A synthesizer framework for multimodal cardiorespiratory signals

Abstract

Multimodal biosignals play an increasing role in medical signal processing. While many novel methods for acquisition and sensorfusion are developed and evaluated, the modeling aspect sees relatively little attention. To overcome this, a synthesizer framework for the generation of multimodal cardiorespiratory signals is presented. The first part of the model consists of a dynamic system of six coupled nonlinear ordinary differential equations. The resulting oscillators generate modality-independent cardiac and respiratory phase signals, which are coupled by respiratory sinus arrhythmia. Moreover, Mayer oscillations of the heart rate are simulated. The second part of the model consists of modality-dependent waveform generators. For each modality, these waveform generators operate with a specific cardiac template that is modulated depending on the respiratory phase signal.
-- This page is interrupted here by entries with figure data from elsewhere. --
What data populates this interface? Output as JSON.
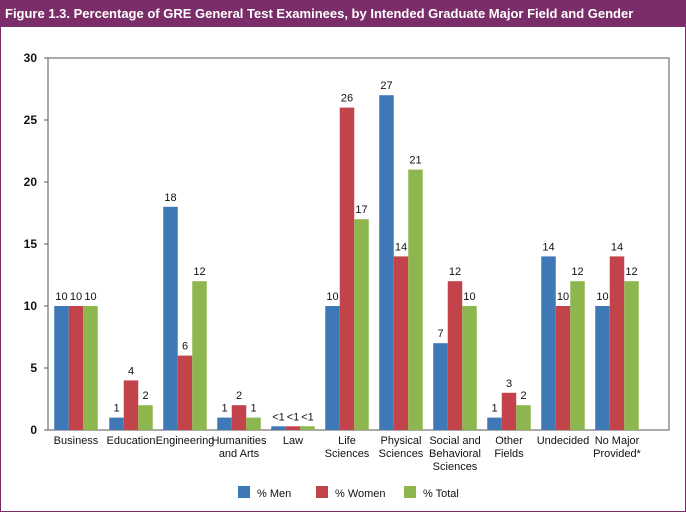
{
  "chart_data": {
    "type": "bar",
    "title": "Figure 1.3. Percentage of GRE General Test Examinees, by Intended Graduate Major Field and Gender",
    "xlabel": "",
    "ylabel": "",
    "ylim": [
      0,
      30
    ],
    "yticks": [
      0,
      5,
      10,
      15,
      20,
      25,
      30
    ],
    "grid": false,
    "legend_position": "bottom-center",
    "categories": [
      [
        "Business"
      ],
      [
        "Education"
      ],
      [
        "Engineering"
      ],
      [
        "Humanities",
        "and Arts"
      ],
      [
        "Law"
      ],
      [
        "Life",
        "Sciences"
      ],
      [
        "Physical",
        "Sciences"
      ],
      [
        "Social and",
        "Behavioral",
        "Sciences"
      ],
      [
        "Other",
        "Fields"
      ],
      [
        "Undecided"
      ],
      [
        "No Major",
        "Provided*"
      ]
    ],
    "series": [
      {
        "name": "% Men",
        "color": "#3e78b6",
        "values": [
          10,
          1,
          18,
          1,
          0.3,
          10,
          27,
          7,
          1,
          14,
          10
        ],
        "labels": [
          "10",
          "1",
          "18",
          "1",
          "<1",
          "10",
          "27",
          "7",
          "1",
          "14",
          "10"
        ]
      },
      {
        "name": "% Women",
        "color": "#c3434a",
        "values": [
          10,
          4,
          6,
          2,
          0.3,
          26,
          14,
          12,
          3,
          10,
          14
        ],
        "labels": [
          "10",
          "4",
          "6",
          "2",
          "<1",
          "26",
          "14",
          "12",
          "3",
          "10",
          "14"
        ]
      },
      {
        "name": "% Total",
        "color": "#8db64e",
        "values": [
          10,
          2,
          12,
          1,
          0.3,
          17,
          21,
          10,
          2,
          12,
          12
        ],
        "labels": [
          "10",
          "2",
          "12",
          "1",
          "<1",
          "17",
          "21",
          "10",
          "2",
          "12",
          "12"
        ]
      }
    ]
  },
  "colors": {
    "title_bar": "#7a2d69",
    "axis": "#555555"
  }
}
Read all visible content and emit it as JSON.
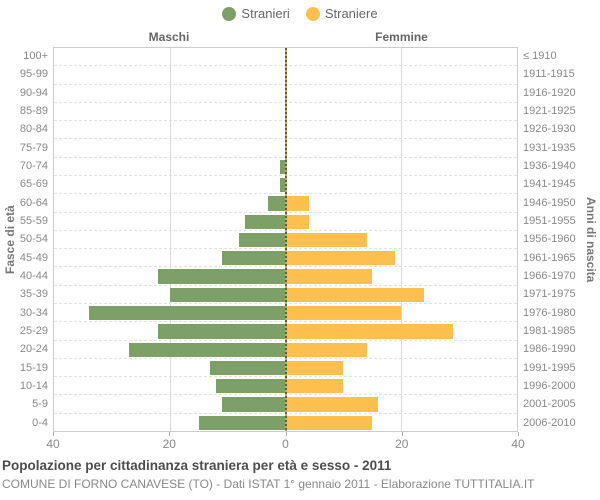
{
  "legend": {
    "items": [
      {
        "label": "Stranieri",
        "color": "#7d9f68"
      },
      {
        "label": "Straniere",
        "color": "#fdc04f"
      }
    ]
  },
  "headers": {
    "left": "Maschi",
    "right": "Femmine"
  },
  "axis": {
    "left_title": "Fasce di età",
    "right_title": "Anni di nascita",
    "x_tick_labels": [
      "40",
      "20",
      "0",
      "20",
      "40"
    ]
  },
  "chart_data": {
    "type": "bar",
    "variant": "population_pyramid",
    "title": "Popolazione per cittadinanza straniera per età e sesso - 2011",
    "categories": [
      "100+",
      "95-99",
      "90-94",
      "85-89",
      "80-84",
      "75-79",
      "70-74",
      "65-69",
      "60-64",
      "55-59",
      "50-54",
      "45-49",
      "40-44",
      "35-39",
      "30-34",
      "25-29",
      "20-24",
      "15-19",
      "10-14",
      "5-9",
      "0-4"
    ],
    "birth_year_labels": [
      "≤ 1910",
      "1911-1915",
      "1916-1920",
      "1921-1925",
      "1926-1930",
      "1931-1935",
      "1936-1940",
      "1941-1945",
      "1946-1950",
      "1951-1955",
      "1956-1960",
      "1961-1965",
      "1966-1970",
      "1971-1975",
      "1976-1980",
      "1981-1985",
      "1986-1990",
      "1991-1995",
      "1996-2000",
      "2001-2005",
      "2006-2010"
    ],
    "series": [
      {
        "name": "Stranieri",
        "sex": "Maschi",
        "side": "left",
        "color": "#7d9f68",
        "values": [
          0,
          0,
          0,
          0,
          0,
          0,
          1,
          1,
          3,
          7,
          8,
          11,
          22,
          20,
          34,
          22,
          27,
          13,
          12,
          11,
          15
        ]
      },
      {
        "name": "Straniere",
        "sex": "Femmine",
        "side": "right",
        "color": "#fdc04f",
        "values": [
          0,
          0,
          0,
          0,
          0,
          0,
          0,
          0,
          4,
          4,
          14,
          19,
          15,
          24,
          20,
          29,
          14,
          10,
          10,
          16,
          15
        ]
      }
    ],
    "xlim": [
      0,
      40
    ],
    "x_ticks": [
      40,
      20,
      0,
      20,
      40
    ],
    "grid": true,
    "legend_position": "top"
  },
  "footer": {
    "title": "Popolazione per cittadinanza straniera per età e sesso - 2011",
    "subtitle": "COMUNE DI FORNO CANAVESE (TO) - Dati ISTAT 1° gennaio 2011 - Elaborazione TUTTITALIA.IT"
  }
}
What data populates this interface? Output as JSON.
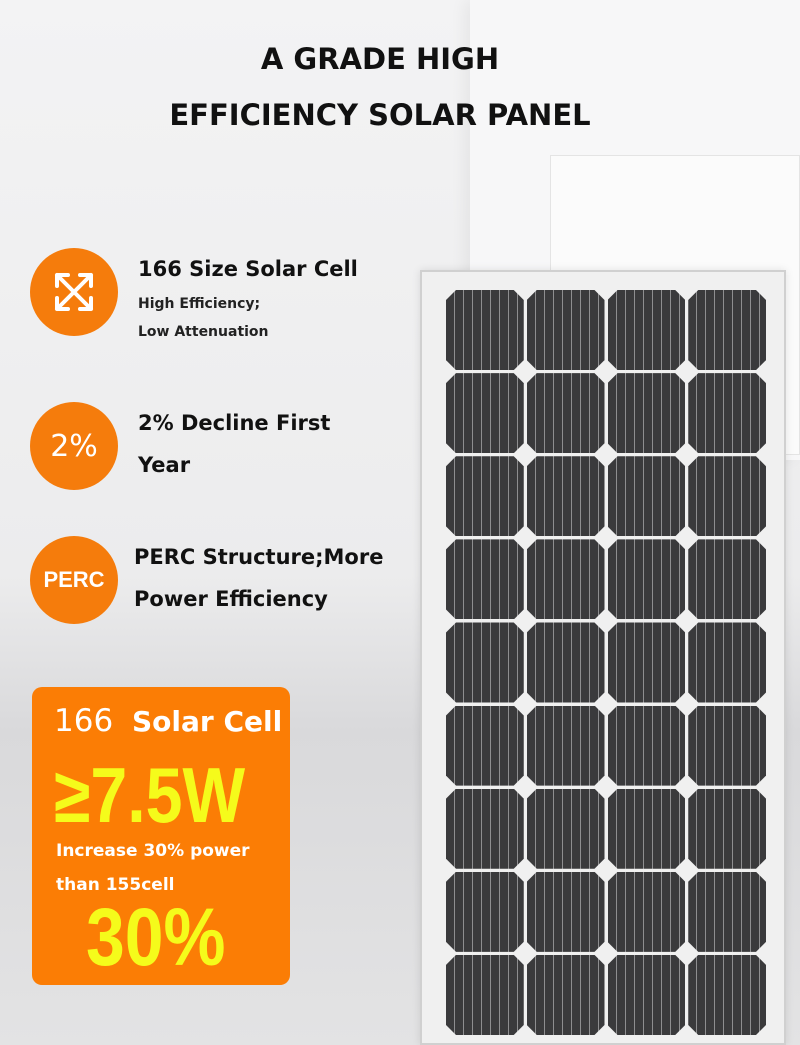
{
  "header": {
    "line1": "A GRADE HIGH",
    "line2": "EFFICIENCY SOLAR PANEL"
  },
  "features": [
    {
      "icon": "expand-arrows-icon",
      "title": "166 Size Solar Cell",
      "sub1": "High Efficiency;",
      "sub2": "Low Attenuation"
    },
    {
      "icon_text": "2%",
      "title1": "2% Decline First",
      "title2": "Year"
    },
    {
      "icon_text": "PERC",
      "title1": "PERC Structure;More",
      "title2": "Power Efficiency"
    }
  ],
  "promo": {
    "num": "166",
    "label": "Solar Cell",
    "power": "≥7.5W",
    "line1": "Increase 30% power",
    "line2": "than 155cell",
    "percent": "30%"
  },
  "colors": {
    "accent": "#f57c0c",
    "highlight": "#f5fb1b"
  },
  "panel": {
    "columns": 4,
    "rows": 9
  }
}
The approach is validated qualitatively and quantitatively on three different databases for a variety of biosignals, namely standard electrocardiography (ECG), blood pressure signals, ballistocardiography, photoplethysmography, capacitively coupled ECG as well as respiratory flow and effort. Finally, the possibility to simulate a multimodal recording by combining templates obtained from different databases is demonstrated. The resulting multimodal biosignals mimic important physiological aspects such as modulation due to respiration and exhibit plausible phase relationships. An application of the model to evaluate an algorithm for sensor fusion is demonstrated.